15-16/2016 All in one
The major internet trading firm Amazon has been good for many surprises over the years. The US corporation frequently presents ideas to the public that may at first glance sound downright fantastic. Its drone project is a prime exhibit in this context. Whilst most people associate military applications or spectacular aerial images with the flying units, Amazon presented it as a mode of parcel transport – thus prompting others to seek to emulate the firm. On top of this Amazon offers products that may not immediately be associated with a «traditional» online trader; for example its own tablet; or its fire stick, which makes it possible to connect conventional TVs to the internet and enables Amazon to sell its own productions to consumers.
But to get back to transport, a field on which the internet giant has also focused of late. In this segment the company has undertaken efforts to master the last parcel delivery mile itself; and it has a foot in the door in China with its new licence there to run a shipping line. And then there is airfreight: just a few weeks ago, Amazon leased several full-freighters and now apparently has plans to transform the US airport of Wilmington OH into its hub.
Rapid delivery is another subject dear to Amazon’s heart. It wants to radically shorten distribution periods for its prime-now customers, aiming for 1–2 hours until the goods reach them.
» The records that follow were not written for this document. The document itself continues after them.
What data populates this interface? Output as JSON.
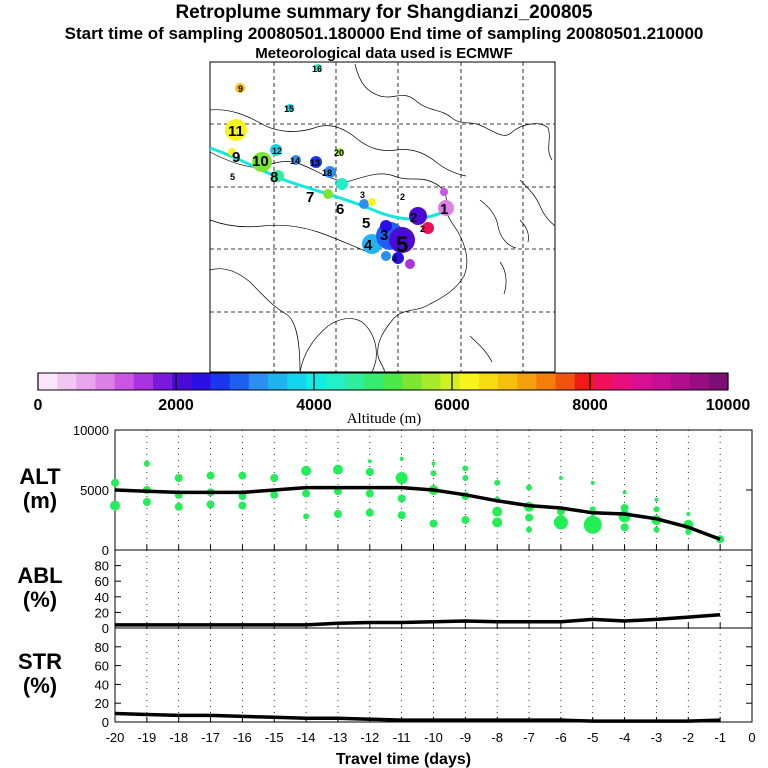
{
  "header": {
    "title": "Retroplume summary for Shangdianzi_200805",
    "subtitle": "Start time of sampling 20080501.180000     End time of sampling 20080501.210000",
    "met_line": "Meteorological data used is ECMWF"
  },
  "map": {
    "description_labels": [
      "1",
      "2",
      "3",
      "4",
      "5",
      "6",
      "7",
      "8",
      "9",
      "10",
      "11",
      "12",
      "13",
      "14",
      "15",
      "16",
      "18",
      "20"
    ],
    "colorbar": {
      "ticks": [
        "0",
        "2000",
        "4000",
        "6000",
        "8000",
        "10000"
      ],
      "label": "Altitude (m)",
      "colors": [
        "#fce6fc",
        "#f2c6f2",
        "#e8a4ec",
        "#de7fe8",
        "#cc55e6",
        "#aa33e0",
        "#7a18dc",
        "#4b0ad6",
        "#2a10e6",
        "#1b35f0",
        "#1f60f4",
        "#2a8ef2",
        "#1fb4f0",
        "#12d6ee",
        "#12ece6",
        "#22f0c8",
        "#2df09e",
        "#35ec70",
        "#4ce848",
        "#7ae632",
        "#a6ea2a",
        "#d2f020",
        "#f6f41c",
        "#f7dc12",
        "#f8c00e",
        "#f6a00c",
        "#f47e0a",
        "#f25410",
        "#f21a18",
        "#f0105a",
        "#e8107c",
        "#da0e92",
        "#c80e94",
        "#b00e8a",
        "#960e80",
        "#7c0e74"
      ]
    }
  },
  "chart_data": [
    {
      "type": "line",
      "panel": "ALT",
      "ylabel": "ALT\n(m)",
      "ylabel_lines": [
        "ALT",
        "(m)"
      ],
      "ylim": [
        0,
        10000
      ],
      "yticks": [
        "0",
        "5000",
        "10000"
      ],
      "x": [
        -20,
        -19,
        -18,
        -17,
        -16,
        -15,
        -14,
        -13,
        -12,
        -11,
        -10,
        -9,
        -8,
        -7,
        -6,
        -5,
        -4,
        -3,
        -2,
        -1
      ],
      "line_values": [
        5000,
        4900,
        4800,
        4800,
        4800,
        5000,
        5200,
        5200,
        5200,
        5200,
        5000,
        4600,
        4100,
        3700,
        3500,
        3100,
        3000,
        2600,
        1900,
        900
      ],
      "dot_color": "#22ee55",
      "dots": [
        {
          "x": -20,
          "y": 5600,
          "r": 4
        },
        {
          "x": -20,
          "y": 3700,
          "r": 5
        },
        {
          "x": -19,
          "y": 7200,
          "r": 3
        },
        {
          "x": -19,
          "y": 5000,
          "r": 4
        },
        {
          "x": -19,
          "y": 4000,
          "r": 4
        },
        {
          "x": -18,
          "y": 6000,
          "r": 4
        },
        {
          "x": -18,
          "y": 4600,
          "r": 4
        },
        {
          "x": -18,
          "y": 3600,
          "r": 4
        },
        {
          "x": -17,
          "y": 6200,
          "r": 4
        },
        {
          "x": -17,
          "y": 4800,
          "r": 4
        },
        {
          "x": -17,
          "y": 3800,
          "r": 4
        },
        {
          "x": -16,
          "y": 6200,
          "r": 4
        },
        {
          "x": -16,
          "y": 4500,
          "r": 4
        },
        {
          "x": -16,
          "y": 3700,
          "r": 4
        },
        {
          "x": -15,
          "y": 6000,
          "r": 4
        },
        {
          "x": -15,
          "y": 4600,
          "r": 4
        },
        {
          "x": -14,
          "y": 6600,
          "r": 5
        },
        {
          "x": -14,
          "y": 4700,
          "r": 4
        },
        {
          "x": -14,
          "y": 2800,
          "r": 3
        },
        {
          "x": -13,
          "y": 6700,
          "r": 5
        },
        {
          "x": -13,
          "y": 4900,
          "r": 4
        },
        {
          "x": -13,
          "y": 3000,
          "r": 4
        },
        {
          "x": -12,
          "y": 7400,
          "r": 2
        },
        {
          "x": -12,
          "y": 6500,
          "r": 4
        },
        {
          "x": -12,
          "y": 4700,
          "r": 4
        },
        {
          "x": -12,
          "y": 3100,
          "r": 4
        },
        {
          "x": -11,
          "y": 7600,
          "r": 2
        },
        {
          "x": -11,
          "y": 6000,
          "r": 6
        },
        {
          "x": -11,
          "y": 4300,
          "r": 4
        },
        {
          "x": -11,
          "y": 2900,
          "r": 4
        },
        {
          "x": -10,
          "y": 7200,
          "r": 2
        },
        {
          "x": -10,
          "y": 6400,
          "r": 3
        },
        {
          "x": -10,
          "y": 5000,
          "r": 5
        },
        {
          "x": -10,
          "y": 2200,
          "r": 4
        },
        {
          "x": -9,
          "y": 6800,
          "r": 3
        },
        {
          "x": -9,
          "y": 6000,
          "r": 3
        },
        {
          "x": -9,
          "y": 4500,
          "r": 4
        },
        {
          "x": -9,
          "y": 2500,
          "r": 4
        },
        {
          "x": -8,
          "y": 5600,
          "r": 3
        },
        {
          "x": -8,
          "y": 4200,
          "r": 3
        },
        {
          "x": -8,
          "y": 3200,
          "r": 5
        },
        {
          "x": -8,
          "y": 2300,
          "r": 5
        },
        {
          "x": -7,
          "y": 5200,
          "r": 3
        },
        {
          "x": -7,
          "y": 3600,
          "r": 5
        },
        {
          "x": -7,
          "y": 2700,
          "r": 4
        },
        {
          "x": -7,
          "y": 1700,
          "r": 3
        },
        {
          "x": -6,
          "y": 6000,
          "r": 2
        },
        {
          "x": -6,
          "y": 3200,
          "r": 4
        },
        {
          "x": -6,
          "y": 2300,
          "r": 7
        },
        {
          "x": -5,
          "y": 5600,
          "r": 2
        },
        {
          "x": -5,
          "y": 3400,
          "r": 3
        },
        {
          "x": -5,
          "y": 2100,
          "r": 9
        },
        {
          "x": -5,
          "y": 3000,
          "r": 2
        },
        {
          "x": -4,
          "y": 4800,
          "r": 2
        },
        {
          "x": -4,
          "y": 3500,
          "r": 4
        },
        {
          "x": -4,
          "y": 2800,
          "r": 6
        },
        {
          "x": -4,
          "y": 1900,
          "r": 4
        },
        {
          "x": -3,
          "y": 4200,
          "r": 2
        },
        {
          "x": -3,
          "y": 3400,
          "r": 3
        },
        {
          "x": -3,
          "y": 2500,
          "r": 5
        },
        {
          "x": -3,
          "y": 1700,
          "r": 3
        },
        {
          "x": -2,
          "y": 3000,
          "r": 2
        },
        {
          "x": -2,
          "y": 2100,
          "r": 5
        },
        {
          "x": -2,
          "y": 1500,
          "r": 3
        },
        {
          "x": -1,
          "y": 900,
          "r": 4
        }
      ]
    },
    {
      "type": "line",
      "panel": "ABL",
      "ylabel": "ABL\n(%)",
      "ylabel_lines": [
        "ABL",
        "(%)"
      ],
      "ylim": [
        0,
        100
      ],
      "yticks": [
        "0",
        "20",
        "40",
        "60",
        "80"
      ],
      "x": [
        -20,
        -19,
        -18,
        -17,
        -16,
        -15,
        -14,
        -13,
        -12,
        -11,
        -10,
        -9,
        -8,
        -7,
        -6,
        -5,
        -4,
        -3,
        -2,
        -1
      ],
      "line_values": [
        4,
        4,
        4,
        4,
        4,
        4,
        4,
        6,
        7,
        7,
        8,
        9,
        8,
        8,
        8,
        11,
        9,
        11,
        14,
        17
      ]
    },
    {
      "type": "line",
      "panel": "STR",
      "ylabel": "STR\n(%)",
      "ylabel_lines": [
        "STR",
        "(%)"
      ],
      "ylim": [
        0,
        100
      ],
      "yticks": [
        "0",
        "20",
        "40",
        "60",
        "80"
      ],
      "x": [
        -20,
        -19,
        -18,
        -17,
        -16,
        -15,
        -14,
        -13,
        -12,
        -11,
        -10,
        -9,
        -8,
        -7,
        -6,
        -5,
        -4,
        -3,
        -2,
        -1
      ],
      "line_values": [
        9,
        8,
        7,
        7,
        6,
        5,
        4,
        4,
        3,
        2,
        2,
        2,
        2,
        2,
        2,
        1,
        1,
        1,
        1,
        2
      ],
      "xlabel": "Travel time (days)",
      "xticks": [
        "-20",
        "-19",
        "-18",
        "-17",
        "-16",
        "-15",
        "-14",
        "-13",
        "-12",
        "-11",
        "-10",
        "-9",
        "-8",
        "-7",
        "-6",
        "-5",
        "-4",
        "-3",
        "-2",
        "-1",
        "0"
      ]
    }
  ]
}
One-hour delivery started in 20 US cities in December 2015 – and it’s having an effect: a series of local competitors are said to have got their feet in the starting blocks in the USA to try and beat the 60-minute barrier.
Amazon is going for it all: be it «traditional» internet sales, technology or transport – it manages many different segments under one roof. I wonder whether the US firm can set an example for the transport industry – for instance in the in-sourcing field. For a long time, specialisation in selected fields was considered the passport to success.